A positive development for crop producers that may reduce the cost of a major input, nitrogen fertilizer, are plans to build up to 35 fertilizer plants in the United States. Hurt said it has been 35 years since a new nitrogen fertilizer plant has been constructed in the United States because of the cost of natural gas and other fuels used to make fertilizer were cheaper overseas. But, because of the increased production of natural gas in the U.S. and its lower cost, there is a flurry of interest in building the new plants and moving production to the States from foreign locations.
Foreign bean competition
The massive fertile farm belt that stretches from Ohio to Colorado in the United States is not the only player in the world’s food market. Hurt said farmers in South American countries and in Eastern Europe have noticed the record high prices being paid for soybeans and the massive market for those beans in China and want to share in the good times.
“You’re not the only ones who have noticed $15, $16, $17, $18 soybeans,” Hurt said. “Acreage is really growing, particularly in South America. Everybody has recognized the growth for soybeans in China and your competitors want some of that growth,” he said.
Hurt expects the growth in the Chinese soybean market to be 5 to 6 percent in coming years.
For three years in a row the corn crop yield in the United States has been below normal while demand has increased. That combination boosted prices for corn farmers. But Hurt said there is no certainty that high prices will continue for corn, or soybeans.

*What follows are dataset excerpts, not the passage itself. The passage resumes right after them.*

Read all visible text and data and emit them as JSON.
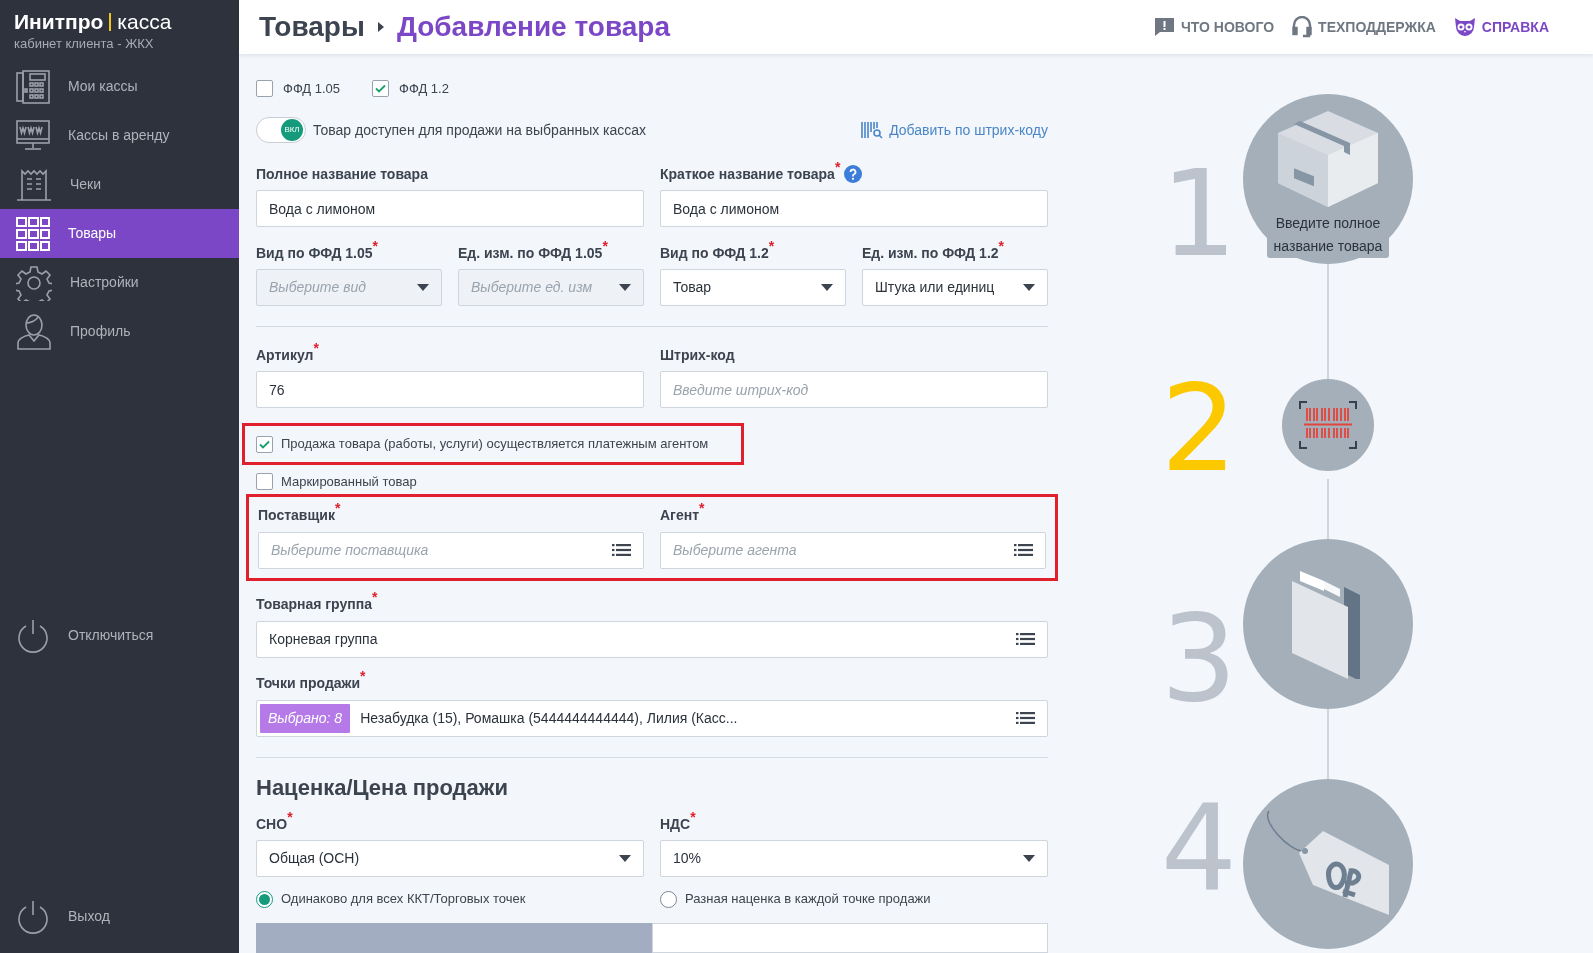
{
  "brand": {
    "name": "Инитпро",
    "product": "касса",
    "subtitle": "кабинет клиента - ЖКХ"
  },
  "sidebar": {
    "items": [
      {
        "label": "Мои кассы",
        "selected": false
      },
      {
        "label": "Кассы в аренду",
        "selected": false
      },
      {
        "label": "Чеки",
        "selected": false
      },
      {
        "label": "Товары",
        "selected": true
      },
      {
        "label": "Настройки",
        "selected": false
      },
      {
        "label": "Профиль",
        "selected": false
      }
    ],
    "bottom_items": [
      {
        "label": "Отключиться"
      },
      {
        "label": "Выход"
      }
    ]
  },
  "header": {
    "breadcrumb": [
      "Товары",
      "Добавление товара"
    ],
    "links": [
      {
        "label": "ЧТО НОВОГО",
        "accent": false
      },
      {
        "label": "ТЕХПОДДЕРЖКА",
        "accent": false
      },
      {
        "label": "СПРАВКА",
        "accent": true
      }
    ]
  },
  "form": {
    "ffd": [
      {
        "label": "ФФД 1.05",
        "checked": false
      },
      {
        "label": "ФФД 1.2",
        "checked": true
      }
    ],
    "toggle": {
      "label": "Товар доступен для продажи на выбранных кассах",
      "on": true,
      "knob": "ВКЛ"
    },
    "barcode_link": "Добавить по штрих-коду",
    "rows": [
      {
        "kind": "fields",
        "fields": [
          {
            "label": "Полное название товара",
            "kind": "text",
            "value": "Вода с лимоном"
          },
          {
            "label": "Краткое название товара$^{*}$",
            "kind": "text",
            "value": "Вода с лимоном",
            "help": true
          }
        ]
      },
      {
        "kind": "fields",
        "fields": [
          {
            "label": "Вид по ФФД 1.05$^{*}$",
            "kind": "select",
            "placeholder": "Выберите вид",
            "disabled": true
          },
          {
            "label": "Ед. изм. по ФФД 1.05$^{*}$",
            "kind": "select",
            "placeholder": "Выберите ед. изм",
            "disabled": true
          },
          {
            "label": "Вид по ФФД 1.2$^{*}$",
            "kind": "select",
            "value": "Товар",
            "disabled": false
          },
          {
            "label": "Ед. изм. по ФФД 1.2$^{*}$",
            "kind": "select",
            "value": "Штука или единиц",
            "disabled": false
          }
        ]
      },
      {
        "kind": "divider"
      },
      {
        "kind": "fields",
        "fields": [
          {
            "label": "Артикул$^{*}$",
            "kind": "text",
            "value": "76"
          },
          {
            "label": "Штрих-код",
            "kind": "text",
            "placeholder": "Введите штрих-код"
          }
        ]
      },
      {
        "kind": "checkbox",
        "label": "Продажа товара (работы, услуги) осуществляется платежным агентом",
        "checked": true,
        "highlighted": true
      },
      {
        "kind": "checkbox",
        "label": "Маркированный товар",
        "checked": false
      },
      {
        "kind": "fields",
        "highlighted": true,
        "fields": [
          {
            "label": "Поставщик$^{*}$",
            "kind": "list",
            "placeholder": "Выберите поставщика"
          },
          {
            "label": "Агент$^{*}$",
            "kind": "list",
            "placeholder": "Выберите агента"
          }
        ]
      },
      {
        "kind": "fields",
        "fields": [
          {
            "label": "Товарная группа$^{*}$",
            "kind": "list",
            "value": "Корневая группа"
          }
        ]
      },
      {
        "kind": "fields",
        "fields": [
          {
            "label": "Точки продажи$^{*}$",
            "kind": "list",
            "badge": "Выбрано: 8",
            "value": "Незабудка (15), Ромашка (5444444444444), Лилия (Касс..."
          }
        ]
      },
      {
        "kind": "divider"
      },
      {
        "kind": "heading",
        "label": "Наценка/Цена продажи"
      },
      {
        "kind": "fields",
        "fields": [
          {
            "label": "СНО$^{*}$",
            "kind": "select",
            "value": "Общая (ОСН)",
            "disabled": false
          },
          {
            "label": "НДС$^{*}$",
            "kind": "select",
            "value": "10%",
            "disabled": false
          }
        ]
      },
      {
        "kind": "radios",
        "options": [
          {
            "label": "Одинаково для всех ККТ/Торговых точек",
            "selected": true
          },
          {
            "label": "Разная наценка в каждой точке продажи",
            "selected": false
          }
        ]
      },
      {
        "kind": "tabs",
        "tabs": [
          {
            "selected": true
          },
          {
            "selected": false
          }
        ]
      }
    ]
  },
  "steps": [
    {
      "number": "1",
      "active": false,
      "caption": "Введите полное название товара"
    },
    {
      "number": "2",
      "active": true
    },
    {
      "number": "3",
      "active": false
    },
    {
      "number": "4",
      "active": false
    }
  ]
}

“What happens when we return to more normal production in the United States and the world? Where are we going to settle out, slowing the growth rate with the supply coming back up,” Hurt asked. “That is the question we all want to know (the answer to). Is that $6 corn and $13 or $14 beans or is that $4 corn and $10 soybeans? I don’t think anybody knows the answer to that, but everybody has an opinion on that...”
His opinion? Corn will be at $5 to $6 per bushel for the next four years and soybeans $12 to $13 per bushel, according to Hurt.